I shouldn't complain, really. I'm in a monster suite in The Lodge at Whitefish Lake in Montana. Two queen beds, a sitting area with a fireplace and two chairs. A work desk. Kitchenette. Bathroom big enough for an orgy. Not that I've had one it it. Yet.
With just me, and two beds, I should be in heaven. See, I get ALL the pillows to myself. I can create a little pillow cocoon . . . one pillow lover on my right, one pillow lover on my left, on pillow lover on top of me, and then the one under my head. Pull up the sheet and the duvet . . . should be a formula for divine rest.
However, a nagging cold has kept me awake coughing most nights. Well, that, and the fact that the Lodge doesn't actually have the cooling system turned on. Which means somewhere in the middle of the night, my duvet covered pillow orgy has really just turned into a heat torture chamber, and I'm flinging covers and pillows like a crazy woman. Fifteen minutes later, I cool down, and miss my down-filled boys . . . so I gather them around me again until my internal thermostat schedules our next break up.

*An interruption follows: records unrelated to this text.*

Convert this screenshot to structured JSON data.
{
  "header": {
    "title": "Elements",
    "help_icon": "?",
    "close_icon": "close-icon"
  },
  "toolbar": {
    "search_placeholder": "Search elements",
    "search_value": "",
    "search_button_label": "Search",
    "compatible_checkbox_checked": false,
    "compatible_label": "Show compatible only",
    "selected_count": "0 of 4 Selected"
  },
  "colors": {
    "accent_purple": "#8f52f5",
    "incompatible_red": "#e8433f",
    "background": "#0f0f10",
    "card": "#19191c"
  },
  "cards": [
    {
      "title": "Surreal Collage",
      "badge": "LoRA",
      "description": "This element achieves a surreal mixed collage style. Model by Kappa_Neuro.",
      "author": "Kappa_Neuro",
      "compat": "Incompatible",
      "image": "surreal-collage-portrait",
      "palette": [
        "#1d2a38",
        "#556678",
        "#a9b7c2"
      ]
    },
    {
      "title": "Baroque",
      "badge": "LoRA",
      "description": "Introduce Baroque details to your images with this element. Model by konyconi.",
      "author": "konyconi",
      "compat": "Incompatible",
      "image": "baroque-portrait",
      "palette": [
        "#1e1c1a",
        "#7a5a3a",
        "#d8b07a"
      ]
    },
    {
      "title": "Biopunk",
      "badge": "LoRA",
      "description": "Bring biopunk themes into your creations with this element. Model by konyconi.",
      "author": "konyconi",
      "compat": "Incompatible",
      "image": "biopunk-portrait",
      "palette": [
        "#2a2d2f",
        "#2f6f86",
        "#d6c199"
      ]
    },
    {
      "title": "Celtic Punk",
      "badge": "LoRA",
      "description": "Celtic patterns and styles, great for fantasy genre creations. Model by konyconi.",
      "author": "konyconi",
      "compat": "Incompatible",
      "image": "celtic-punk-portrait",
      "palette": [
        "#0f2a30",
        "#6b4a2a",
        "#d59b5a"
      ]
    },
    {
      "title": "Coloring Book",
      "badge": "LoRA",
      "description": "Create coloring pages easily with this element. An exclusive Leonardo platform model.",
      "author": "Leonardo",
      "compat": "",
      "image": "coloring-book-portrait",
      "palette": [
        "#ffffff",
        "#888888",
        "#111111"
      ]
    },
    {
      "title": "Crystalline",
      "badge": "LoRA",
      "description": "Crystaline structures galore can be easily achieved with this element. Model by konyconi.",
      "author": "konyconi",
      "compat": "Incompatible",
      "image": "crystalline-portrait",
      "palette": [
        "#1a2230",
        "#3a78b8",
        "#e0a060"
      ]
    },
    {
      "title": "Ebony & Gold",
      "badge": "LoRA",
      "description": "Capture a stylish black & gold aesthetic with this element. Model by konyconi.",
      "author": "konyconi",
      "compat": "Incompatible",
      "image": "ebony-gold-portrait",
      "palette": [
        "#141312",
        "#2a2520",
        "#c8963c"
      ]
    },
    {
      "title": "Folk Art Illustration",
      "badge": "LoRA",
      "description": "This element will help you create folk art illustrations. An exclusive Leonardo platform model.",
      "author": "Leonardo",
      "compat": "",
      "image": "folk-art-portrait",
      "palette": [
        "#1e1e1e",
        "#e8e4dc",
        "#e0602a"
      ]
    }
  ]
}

If this is anything like what hot flashes will be like when I go through menopause, just shoot me now. Well, wait a few days. Family is taking me to a birthday dinner tomorrow, and then party on Saturday at my house. Oh, and there is Thanksgiving coming up. One of my favorite holidays. Oh, and Hannukah. Oh, and Vegas.
Ok, shoot me after the first of the year. At least I'll get to miss busy season.